2. The median (γ≈0.885) is near the boundary, but below it. Models don’t distribute at random: they cluster just below γ=1. It’s as if training pushed them toward the edge of the “look far” regime without quite crossing it. That closeness to the boundary (the “Hagedorn transition” of Ch. 21) is no coincidence and we’ll revisit it.
3. There’s real diversity (range γ ≈ 0.15 → 1.34). Not all are alike: there are very heavy-tailed models (γ≈0.15, extremely long gaze) and a few in Phase B (γ>1) that concentrate close. That range is what connects with practical decisions: how much context a model truly exploits, how much its KV-cache can be compressed (Ch. 20).
17.6 The unique piece: it’s cross-architecture
What makes the atlas special is not just the number of models, but that γ is the same kind of measurement for very different architectures —dense, GQA, MoE and SSM—. Few diagnostics let you put a Mamba and a GPT on the same axis. γ does.

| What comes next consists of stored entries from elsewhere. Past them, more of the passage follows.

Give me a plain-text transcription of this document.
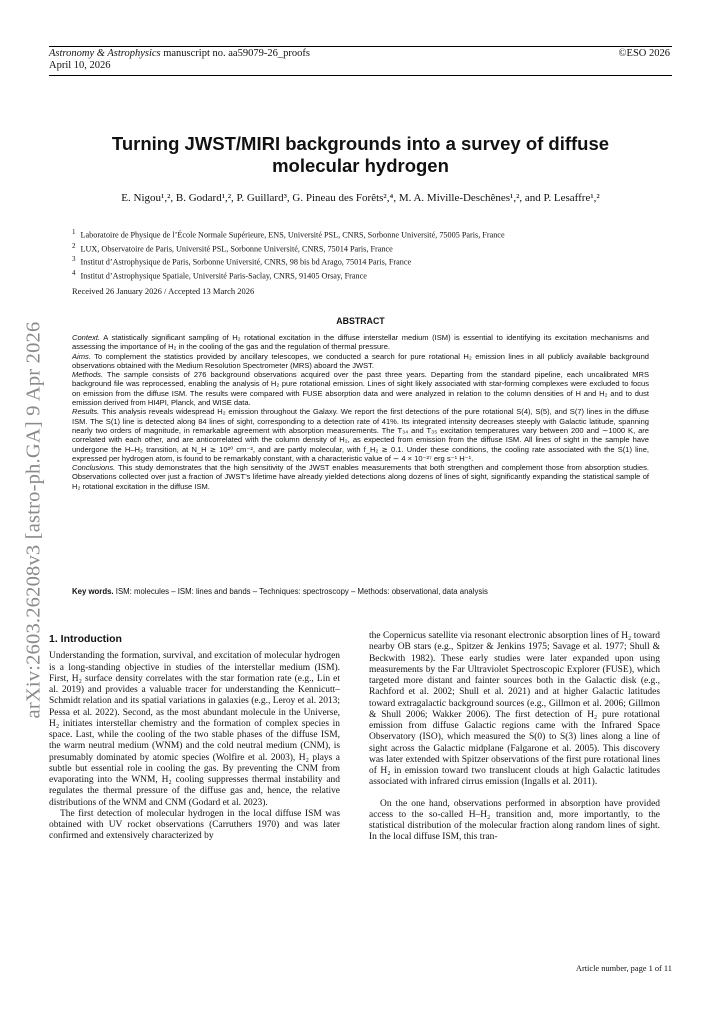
Astronomy & Astrophysics manuscript no. aa59079-26_proofs
April 10, 2026
©ESO 2026
arXiv:2603.26208v3 [astro-ph.GA] 9 Apr 2026
Turning JWST/MIRI backgrounds into a survey of diffuse molecular hydrogen
E. Nigou¹,², B. Godard¹,², P. Guillard³, G. Pineau des Forêts²,⁴, M. A. Miville-Deschênes¹,², and P. Lesaffre¹,²
$^1$ Laboratoire de Physique de l’École Normale Supérieure, ENS, Université PSL, CNRS, Sorbonne Université, 75005 Paris, France
$^2$ LUX, Observatoire de Paris, Université PSL, Sorbonne Université, CNRS, 75014 Paris, France
$^3$ Institut d’Astrophysique de Paris, Sorbonne Université, CNRS, 98 bis bd Arago, 75014 Paris, France
$^4$ Institut d’Astrophysique Spatiale, Université Paris-Saclay, CNRS, 91405 Orsay, France
Received 26 January 2026 / Accepted 13 March 2026
ABSTRACT

Context. A statistically significant sampling of H₂ rotational excitation in the diffuse interstellar medium (ISM) is essential to identifying its excitation mechanisms and assessing the importance of H₂ in the cooling of the gas and the regulation of thermal pressure.

Aims. To complement the statistics provided by ancillary telescopes, we conducted a search for pure rotational H₂ emission lines in all publicly available background observations obtained with the Medium Resolution Spectrometer (MRS) aboard the JWST.

Methods. The sample consists of 276 background observations acquired over the past three years. Departing from the standard pipeline, each uncalibrated MRS background file was reprocessed, enabling the analysis of H₂ pure rotational emission. Lines of sight likely associated with star-forming complexes were excluded to focus on emission from the diffuse ISM. The results were compared with FUSE absorption data and were analyzed in relation to the column densities of H and H₂ and to dust emission derived from HI4PI, Planck, and WISE data.

Results. This analysis reveals widespread H₂ emission throughout the Galaxy. We report the first detections of the pure rotational S(4), S(5), and S(7) lines in the diffuse ISM. The S(1) line is detected along 84 lines of sight, corresponding to a detection rate of 41%. Its integrated intensity decreases steeply with Galactic latitude, spanning nearly two orders of magnitude, in remarkable agreement with absorption measurements. The T₃₄ and T₃₅ excitation temperatures vary between 200 and ∼1000 K, are correlated with each other, and are anticorrelated with the column density of H₂, as expected from emission from the diffuse ISM. All lines of sight in the sample have undergone the H–H₂ transition, at N_H ≳ 10²⁰ cm⁻², and are partly molecular, with f_H₂ ≳ 0.1. Under these conditions, the cooling rate associated with the S(1) line, expressed per hydrogen atom, is found to be remarkably constant, with a characteristic value of ∼ 4 × 10⁻²⁷ erg s⁻¹ H⁻¹.

Conclusions. This study demonstrates that the high sensitivity of the JWST enables measurements that both strengthen and complement those from absorption studies. Observations collected over just a fraction of JWST’s lifetime have already yielded detections along dozens of lines of sight, significantly expanding the statistical sample of H₂ rotational excitation in the diffuse ISM.

Key words. ISM: molecules – ISM: lines and bands – Techniques: spectroscopy – Methods: observational, data analysis
1. Introduction

Understanding the formation, survival, and excitation of molecular hydrogen is a long-standing objective in studies of the interstellar medium (ISM). First, H₂ surface density correlates with the star formation rate (e.g., Lin et al. 2019) and provides a valuable tracer for understanding the Kennicutt–Schmidt relation and its spatial variations in galaxies (e.g., Leroy et al. 2013; Pessa et al. 2022). Second, as the most abundant molecule in the Universe, H₂ initiates interstellar chemistry and the formation of complex species in space. Last, while the cooling of the two stable phases of the diffuse ISM, the warm neutral medium (WNM) and the cold neutral medium (CNM), is presumably dominated by atomic species (Wolfire et al. 2003), H₂ plays a subtle but essential role in cooling the gas. By preventing the CNM from evaporating into the WNM, H₂ cooling suppresses thermal instability and regulates the thermal pressure of the diffuse gas and, hence, the relative distributions of the WNM and CNM (Godard et al. 2023).

The first detection of molecular hydrogen in the local diffuse ISM was obtained with UV rocket observations (Carruthers 1970) and was later confirmed and extensively characterized by

the Copernicus satellite via resonant electronic absorption lines of H₂ toward nearby OB stars (e.g., Spitzer & Jenkins 1975; Savage et al. 1977; Shull & Beckwith 1982). These early studies were later expanded upon using measurements by the Far Ultraviolet Spectroscopic Explorer (FUSE), which targeted more distant and fainter sources both in the Galactic disk (e.g., Rachford et al. 2002; Shull et al. 2021) and at higher Galactic latitudes toward extragalactic background sources (e.g., Gillmon et al. 2006; Gillmon & Shull 2006; Wakker 2006). The first detection of H₂ pure rotational emission from diffuse Galactic regions came with the Infrared Space Observatory (ISO), which measured the S(0) to S(3) lines along a line of sight across the Galactic midplane (Falgarone et al. 2005). This discovery was later extended with Spitzer observations of the first pure rotational lines of H₂ in emission toward two translucent clouds at high Galactic latitudes associated with infrared cirrus emission (Ingalls et al. 2011).

On the one hand, observations performed in absorption have provided access to the so-called H–H₂ transition and, more importantly, to the statistical distribution of the molecular fraction along random lines of sight. In the local diffuse ISM, this tran-

Article number, page 1 of 11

Three cautions, so as not to over-interpret: 1. Comparing raw γ across very different models mixes factors. Two 7-8B models can differ in γ because of their θ, their data and their architecture all at once (the decomposition of Ch. 15). The clean experiment —which does control everything— is to vary θ within the same model (we’ll see it with sinks, Ch. 17). The atlas describes; it doesn’t isolate causes on its own. 2. The quality of the fit varies. The law d^−γ fits very well in general (R²>0.95 in many), but in some models the R² is lower (~0.85): there γ is a coarser summary. We indicate it model by model (the R2 column of the dataset). 3. It’s a snapshot, not a universal law. 42 models at a given moment; an atlas gets expanded and corrected. The data are published so anyone can reproduce it and discuss it.

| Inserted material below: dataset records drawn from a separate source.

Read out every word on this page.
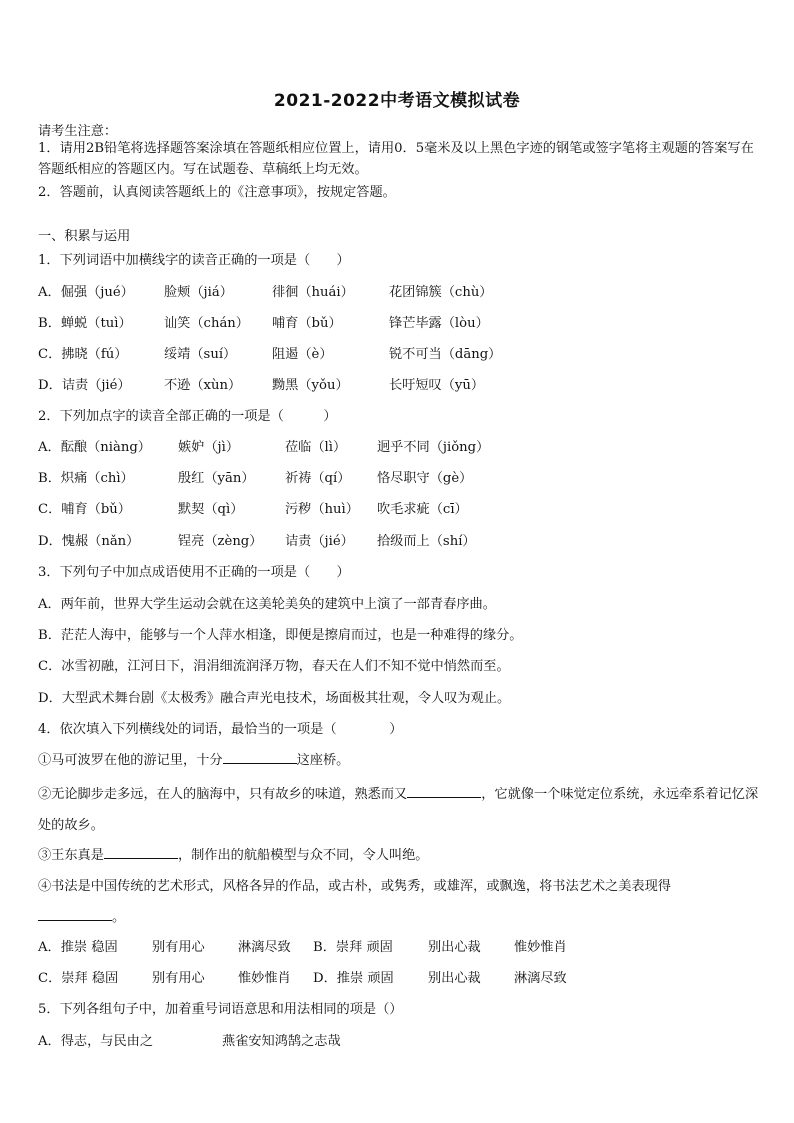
2021-2022中考语文模拟试卷
请考生注意：
1．请用2B铅笔将选择题答案涂填在答题纸相应位置上，请用0．5毫米及以上黑色字迹的钢笔或签字笔将主观题的答案写在答题纸相应的答题区内。写在试题卷、草稿纸上均无效。
2．答题前，认真阅读答题纸上的《注意事项》，按规定答题。
一、积累与运用
1．下列词语中加横线字的读音正确的一项是（　　）
A．倔强（jué） 脸颊（jiá）	徘徊（huái）	花团锦簇（chù）
B．蝉蜕（tuì） 讪笑（chán） 哺育（bǔ）	锋芒毕露（lòu）
C．拂晓（fú）	绥靖（suí）	阻遏（è）	锐不可当（dāng）
D．诘责（jié）	不逊（xùn） 黝黑（yǒu）	长吁短叹（yū）
2．下列加点字的读音全部正确的一项是（　　　）
A．酝酿（niàng） 嫉妒（jì）	莅临（lì） 迥乎不同（jiǒng）
B．炽痛（chì）	殷红（yān） 祈祷（qí） 恪尽职守（gè）
C．哺育（bǔ）	默契（qì）	污秽（huì） 吹毛求疵（cī）
D．愧赧（nǎn）	锃亮（zèng） 诘责（jié） 拾级而上（shí）
3．下列句子中加点成语使用不正确的一项是（　　）
A．两年前，世界大学生运动会就在这美轮美奂的建筑中上演了一部青春序曲。
B．茫茫人海中，能够与一个人萍水相逢，即便是擦肩而过，也是一种难得的缘分。
C．冰雪初融，江河日下，涓涓细流润泽万物，春天在人们不知不觉中悄然而至。
D．大型武术舞台剧《太极秀》融合声光电技术，场面极其壮观，令人叹为观止。
4．依次填入下列横线处的词语，最恰当的一项是（　　　　）
①马可波罗在他的游记里，十分	这座桥。
②无论脚步走多远，在人的脑海中，只有故乡的味道，熟悉而又	，它就像一个味觉定位系统，永远牵系着记忆深处的故乡。
③王东真是	，制作出的航船模型与众不同，令人叫绝。
④书法是中国传统的艺术形式，风格各异的作品，或古朴，或隽秀，或雄浑，或飘逸，将书法艺术之美表现得
。
A．推崇 稳固	别有用心	淋漓尽致 B．崇拜 顽固	别出心裁	惟妙惟肖
C．崇拜 稳固	别有用心	惟妙惟肖 D．推崇 顽固	别出心裁	淋漓尽致
5．下列各组句子中，加着重号词语意思和用法相同的项是（）
A．得志，与民由之	燕雀安知鸿鹄之志哉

17.7 Where the data come from
The atlas is measured with a reproducible procedure (fitting A(d)∝d^−γ over the real attention of each model) and is published as an open dataset —so you don’t have to take anything on faith: it can be downloaded, reproduced, criticized—. (The detail of how to measure your own γ is in the reference cookbook, R4.)

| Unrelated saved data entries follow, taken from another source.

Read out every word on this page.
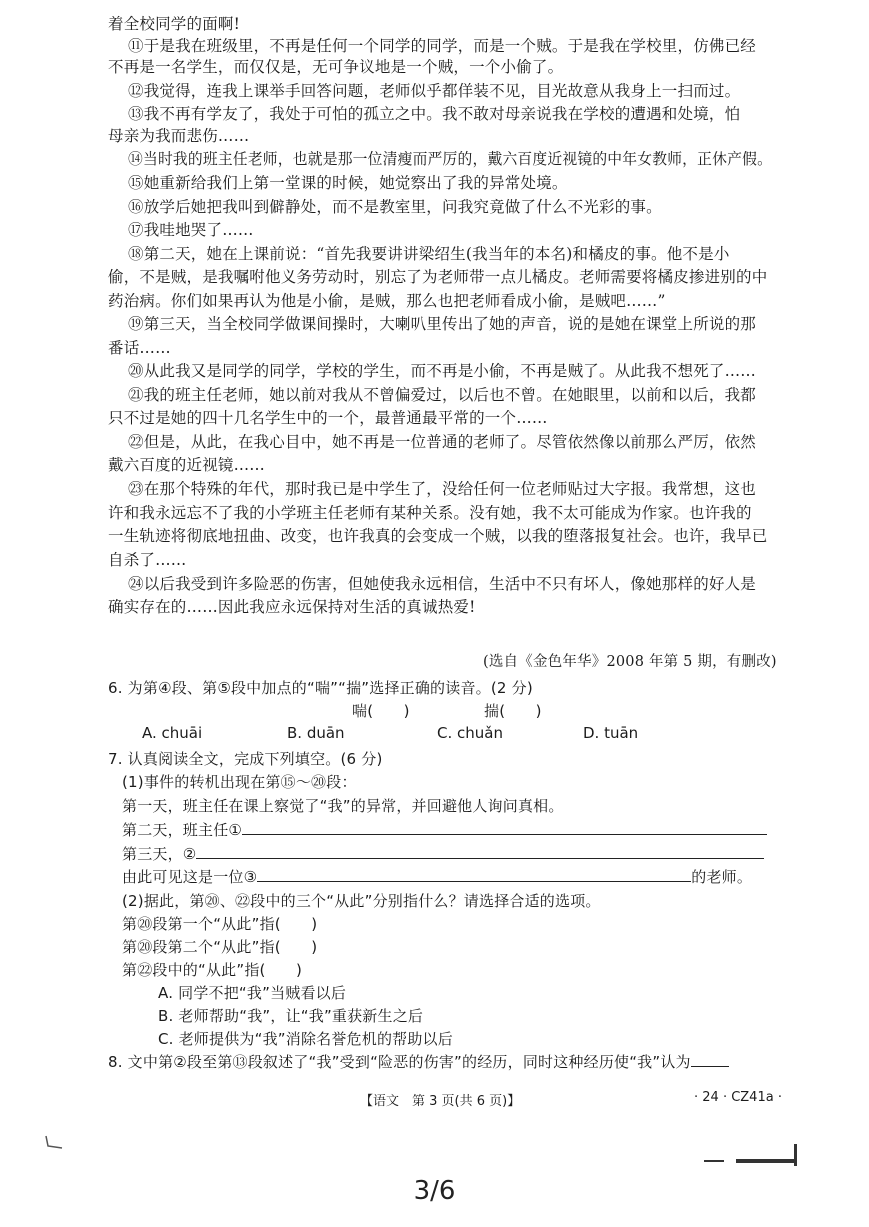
着全校同学的面啊!
⑪于是我在班级里，不再是任何一个同学的同学，而是一个贼。于是我在学校里，仿佛已经
不再是一名学生，而仅仅是，无可争议地是一个贼，一个小偷了。
⑫我觉得，连我上课举手回答问题，老师似乎都佯装不见，目光故意从我身上一扫而过。
⑬我不再有学友了，我处于可怕的孤立之中。我不敢对母亲说我在学校的遭遇和处境，怕
母亲为我而悲伤……
⑭当时我的班主任老师，也就是那一位清瘦而严厉的，戴六百度近视镜的中年女教师，正休产假。
⑮她重新给我们上第一堂课的时候，她觉察出了我的异常处境。
⑯放学后她把我叫到僻静处，而不是教室里，问我究竟做了什么不光彩的事。
⑰我哇地哭了……
⑱第二天，她在上课前说：“首先我要讲讲梁绍生(我当年的本名)和橘皮的事。他不是小
偷，不是贼，是我嘱咐他义务劳动时，别忘了为老师带一点儿橘皮。老师需要将橘皮掺进别的中
药治病。你们如果再认为他是小偷，是贼，那么也把老师看成小偷，是贼吧……”
⑲第三天，当全校同学做课间操时，大喇叭里传出了她的声音，说的是她在课堂上所说的那
番话……
⑳从此我又是同学的同学，学校的学生，而不再是小偷，不再是贼了。从此我不想死了……
㉑我的班主任老师，她以前对我从不曾偏爱过，以后也不曾。在她眼里，以前和以后，我都
只不过是她的四十几名学生中的一个，最普通最平常的一个……
㉒但是，从此，在我心目中，她不再是一位普通的老师了。尽管依然像以前那么严厉，依然
戴六百度的近视镜……
㉓在那个特殊的年代，那时我已是中学生了，没给任何一位老师贴过大字报。我常想，这也
许和我永远忘不了我的小学班主任老师有某种关系。没有她，我不太可能成为作家。也许我的
一生轨迹将彻底地扭曲、改变，也许我真的会变成一个贼，以我的堕落报复社会。也许，我早已
自杀了……
㉔以后我受到许多险恶的伤害，但她使我永远相信，生活中不只有坏人，像她那样的好人是
确实存在的……因此我应永远保持对生活的真诚热爱!
(选自《金色年华》2008 年第 5 期，有删改)
6. 为第④段、第⑤段中加点的“喘”“揣”选择正确的读音。(2 分)
喘(　　)	揣(　　)
A. chuāi	B. duān	C. chuǎn	D. tuān
7. 认真阅读全文，完成下列填空。(6 分)
(1)事件的转机出现在第⑮～⑳段：
第一天，班主任在课上察觉了“我”的异常，并回避他人询问真相。
第二天，班主任①
第三天，②
由此可见这是一位③	的老师。
(2)据此，第⑳、㉒段中的三个“从此”分别指什么？请选择合适的选项。
第⑳段第一个“从此”指(　　)
第⑳段第二个“从此”指(　　)
第㉒段中的“从此”指(　　)
A. 同学不把“我”当贼看以后
B. 老师帮助“我”，让“我”重获新生之后
C. 老师提供为“我”消除名誉危机的帮助以后
8. 文中第②段至第⑬段叙述了“我”受到“险恶的伤害”的经历，同时这种经历使“我”认为
【语文　第 3 页(共 6 页)】	· 24 · CZ41a ·
3/6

tafagent has a Phase diagram mode that places a panel of models on the γ axis (Phase A vs Phase B), and when you profile your model it tells you where in the atlas it falls. It’s the atlas made interactive: add yours and compare it.
17.8 Summary
- The γ atlas measures the decay exponent across 42 models from 4 families —a cross-architecture coordinate nobody else has—.
- Reading: 38 of 42 in Phase A (γ<1, look far) → exploiting broad context is the norm; median ≈0.885 (they cluster just below the γ=1 boundary); range 0.15–1.34 (real diversity).
- Unique: γ puts dense, GQA, MoE and SSM on the same axis.
- Honest: raw cross-model γ mixes factors (the clean control is within-model, Ch. 17); the R² varies; it’s a reproducible snapshot, not an eternal law.
Next (Chapter 17): one of those “raw readings” is misleading —concentration (sinks)—. We’ll see it’s independent of γ, with the clean experiment that controls everything: the θ-rescale within the same model.
17.9 Exercises
- Reading the map. If 38 of 42 models have γ<1, what do trained transformers tend to do: look far or concentrate close? Why?
- The median. What’s striking about models clustering just below γ=1 instead of spreading across the whole range?
- Honesty. Why is comparing the γ of two different models not enough to say “this one looks farther because of its architecture”? What experiment would isolate it?
- Fit. If a model has R²=0.85 in its γ fit, how much confidence would you place in its γ versus another with R²=0.98?
The complete γ atlas and the per-model data on which this chapter is based are open: Predicting How Transformers Attend (Zenodo).